Another former line honours winner (1971) who has passed away since was Frenchman Eric Tabarly winner of round the world and transatlantic races on Penduik. Before his death, he was in Malta again for the novel Around Europe Open UAP Race involving monohulls, catamarans and trimarans. The guest list for the Middle Sea Race has included VIP's of the likes of Sir Francis Chichester, who in 1966 was the first man to sail around the world single-handedly, making only one stop.

The list of top yachting names includes many Italians. It is, after all a premier race around their largest island. These include Navy Admiral Tino Straulino, Olympic gold medallist in the star class and Cino Ricci, well known yachting TV commentator. And it is also an Italian who in 1999 finally beat the course record set by Mistress Quickly in 1978. Top racing skipper Andrea Scarabelli beat it so resoundingly, he knocked off over six hours from the time that had stood unbeaten for 20 years.

World famous round the world race winners with a Middle Sea Race connection include yachting journalist Sir Robin Knox-Johnston and Les Williams, both from the UK.

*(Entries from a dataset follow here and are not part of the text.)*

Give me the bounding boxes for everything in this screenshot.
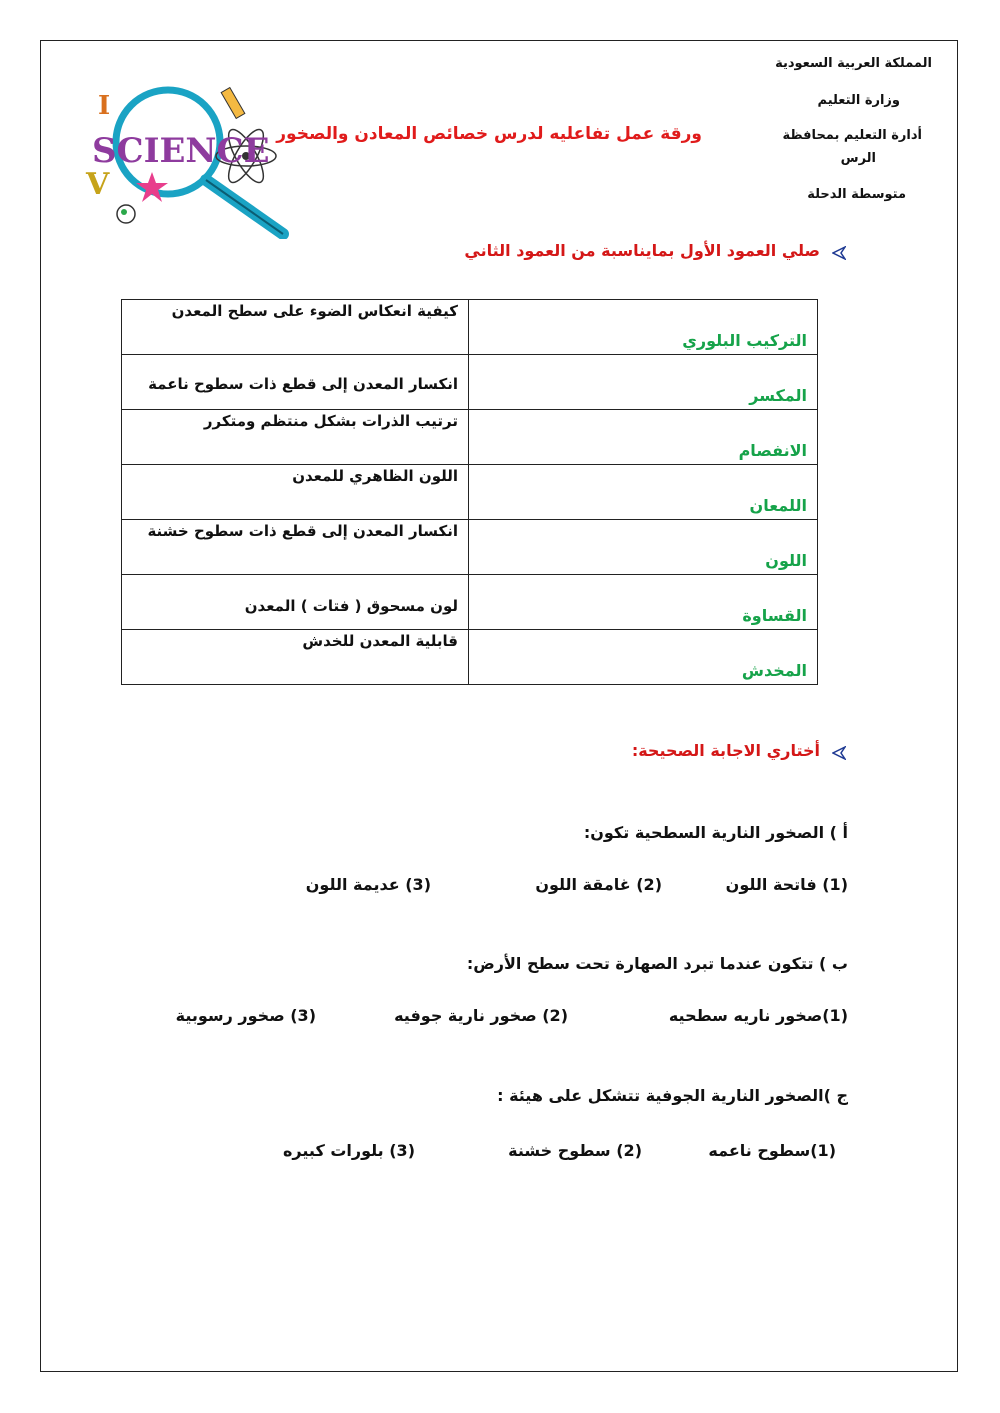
science-logo — [78, 84, 292, 239]
term-cell: القساوة — [742, 606, 807, 625]
definition-cell: لون مسحوق ( فتات ) المعدن — [244, 597, 458, 615]
question-b-option-1[interactable]: (1)صخور ناريه سطحيه — [668, 1006, 848, 1025]
svg-text:V: V — [86, 167, 110, 202]
table-row — [122, 300, 818, 355]
administration-city-label: الرس — [840, 151, 876, 166]
table-row — [122, 410, 818, 465]
question-a-stem: أ ) الصخور النارية السطحية تكون: — [583, 823, 848, 842]
question-c-option-3[interactable]: (3) بلورات كبيره — [282, 1141, 415, 1160]
question-c-option-2[interactable]: (2) سطوح خشنة — [508, 1141, 642, 1160]
definition-cell: ترتيب الذرات بشكل منتظم ومتكرر — [203, 412, 458, 430]
question-c-stem: ج )الصخور النارية الجوفية تتشكل على هيئة : — [497, 1086, 848, 1105]
question-a-option-3[interactable]: (3) عديمة اللون — [305, 875, 431, 894]
definition-cell: كيفية انعكاس الضوء على سطح المعدن — [171, 302, 458, 320]
definition-cell: انكسار المعدن إلى قطع ذات سطوح ناعمة — [148, 375, 458, 393]
term-cell: التركيب البلوري — [682, 331, 807, 350]
question-b-option-3[interactable]: (3) صخور رسوبية — [175, 1006, 316, 1025]
administration-label: أدارة التعليم بمحافظة — [782, 128, 922, 143]
question-b-option-2[interactable]: (2) صخور نارية جوفيه — [394, 1006, 568, 1025]
worksheet-title: ورقة عمل تفاعليه لدرس خصائص المعادن والصخور — [276, 124, 702, 144]
matching-table — [121, 299, 818, 685]
logo-text: SCIENCE — [92, 131, 270, 171]
science-magnifier-logo — [78, 84, 292, 239]
table-row — [122, 520, 818, 575]
mcq-instruction: أختاري الاجابة الصحيحة: — [631, 741, 820, 760]
term-cell: المخدش — [741, 661, 807, 680]
arrow-bullet-icon — [832, 246, 846, 260]
table-row — [122, 465, 818, 520]
question-a-option-2[interactable]: (2) غامقة اللون — [535, 875, 662, 894]
question-a-option-1[interactable]: (1) فاتحة اللون — [725, 875, 848, 894]
term-cell: الانفصام — [738, 441, 807, 460]
question-c-option-1[interactable]: (1)سطوح ناعمه — [708, 1141, 836, 1160]
svg-text:I: I — [98, 91, 111, 121]
ministry-label: وزارة التعليم — [817, 93, 900, 108]
page-border — [40, 40, 958, 1372]
arrow-bullet-icon — [832, 746, 846, 760]
table-row — [122, 575, 818, 630]
school-label: متوسطة الدحلة — [807, 187, 906, 202]
definition-cell: انكسار المعدن إلى قطع ذات سطوح خشنة — [147, 522, 458, 540]
definition-cell: قابلية المعدن للخدش — [302, 632, 458, 650]
term-cell: المكسر — [749, 386, 807, 405]
kingdom-label: المملكة العربية السعودية — [775, 56, 932, 71]
definition-cell: اللون الظاهري للمعدن — [292, 467, 458, 485]
term-cell: اللون — [765, 551, 807, 570]
term-cell: اللمعان — [749, 496, 807, 515]
table-row — [122, 630, 818, 685]
table-row — [122, 355, 818, 410]
matching-instruction: صلي العمود الأول بمايناسبة من العمود الثاني — [464, 241, 820, 260]
question-b-stem: ب ) تتكون عندما تبرد الصهارة تحت سطح الأرض: — [466, 954, 848, 973]
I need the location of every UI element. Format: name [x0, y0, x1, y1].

The Maxi Class has long had a long and loving relationship with the Middle Sea Race. Right from the early days personalities such as Germany's Herbert Von Karajan, famous orchestra conductor and artistic director of the Berliner Philarmoniker, competing with his maxi Helisara IV. Later came Marvin Greene Jr, CEO of Reeves Communications Corporation and owner of the well known Nirvana (line honours in 1982) and Jim Dolan, CEO of Cablevision, whose Sagamore was back in 1999 to try and emulate the line honours she won in 1997.


The course record was held by the San Francisco based, Robert McNeil on board his Maxi Turbo Sled Zephyrus IV when in 2000, he smashed the Course record which now stands at 64 hrs 49 mins 57 secs. Zephyrus IV is a Rechiel-Pugh design. In recent years, various maxis such as Alfa Romeo, Nokia, Maximus and Morning Glory have all tried to break this course record, but the wind Gods have never played along. Even the VOR winner, ABN AMro tried, but all failed in 2006.

However, George David came along on board Rambler in 2007 and demolished the course record established by Zephyrus IV in 2000. This now stands at 1 day, 23 hours, 55 minutes and 3 seconds.